Balanced Computing Offloading for Selfish IoT Devices in Fog Computing

Fog computing, which provides low-latency computing services at the network edge, is an enabler for the emerging Internet of Things (IoT) systems. Offloading tasks to the fog that is closer to IoT users for processing has become a means to ensure that tasks are completed quickly. Fog computing cannot only reduce the congestion of the backbone network but also ensure that the task is completed within the specified time. Since fog resources are limited, there will be resource competition among IoT devices. How to quickly and efficiently make an optimal computation offloading decision for individual selfish IoT devices is a fundamental research issue. This article regards the process of multiple IoT devices competing for fog devices as a game and proposes a distributed computation offloading algorithm.
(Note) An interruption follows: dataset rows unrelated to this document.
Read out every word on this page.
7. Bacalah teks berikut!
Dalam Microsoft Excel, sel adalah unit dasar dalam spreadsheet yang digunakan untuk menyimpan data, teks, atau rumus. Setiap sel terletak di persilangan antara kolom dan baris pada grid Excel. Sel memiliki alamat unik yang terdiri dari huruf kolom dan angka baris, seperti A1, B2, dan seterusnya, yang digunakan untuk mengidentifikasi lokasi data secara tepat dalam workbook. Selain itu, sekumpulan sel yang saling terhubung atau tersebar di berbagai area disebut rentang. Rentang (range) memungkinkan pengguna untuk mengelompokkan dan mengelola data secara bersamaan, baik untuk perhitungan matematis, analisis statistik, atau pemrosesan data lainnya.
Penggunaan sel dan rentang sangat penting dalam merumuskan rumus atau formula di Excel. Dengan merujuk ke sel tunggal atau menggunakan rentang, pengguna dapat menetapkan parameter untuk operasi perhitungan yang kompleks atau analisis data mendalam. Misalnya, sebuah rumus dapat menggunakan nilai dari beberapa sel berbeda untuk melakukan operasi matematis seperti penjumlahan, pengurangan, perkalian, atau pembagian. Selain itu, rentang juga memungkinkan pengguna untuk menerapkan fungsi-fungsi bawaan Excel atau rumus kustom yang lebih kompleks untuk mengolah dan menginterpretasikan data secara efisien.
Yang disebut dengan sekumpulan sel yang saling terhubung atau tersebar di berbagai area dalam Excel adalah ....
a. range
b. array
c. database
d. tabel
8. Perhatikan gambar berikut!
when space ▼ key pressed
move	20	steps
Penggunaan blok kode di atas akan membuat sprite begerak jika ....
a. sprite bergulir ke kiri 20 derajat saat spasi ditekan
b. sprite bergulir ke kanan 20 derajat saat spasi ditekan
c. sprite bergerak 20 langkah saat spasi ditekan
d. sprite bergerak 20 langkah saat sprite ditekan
The goal is to optimize the balance of computation delay, energy consumption, and cost for fog nodes. The competition between IoT nodes eventually reaches an equilibrium point, that is the Nash equilibrium point. We prove the existence of Nash equilibrium by Weighted Potential Game. In addition, if a large number of IoT devices select the same node for offloading, which will cause the fog node to run out of power and make some networks unable to work normally. Further, causing part of the network to be paralyzed. Therefore, the paper considers the fairness of offloading to extend the network life cycle. A calculation rate adjustment algorithm is designed for the fairness of offloading to ensure that fog nodes do not run out of power and fail. This paper not only fully considers the performance of the IoT device, but also considers the fairness of the fog. Numerous experiments proved the effectiveness of the proposed algorithm.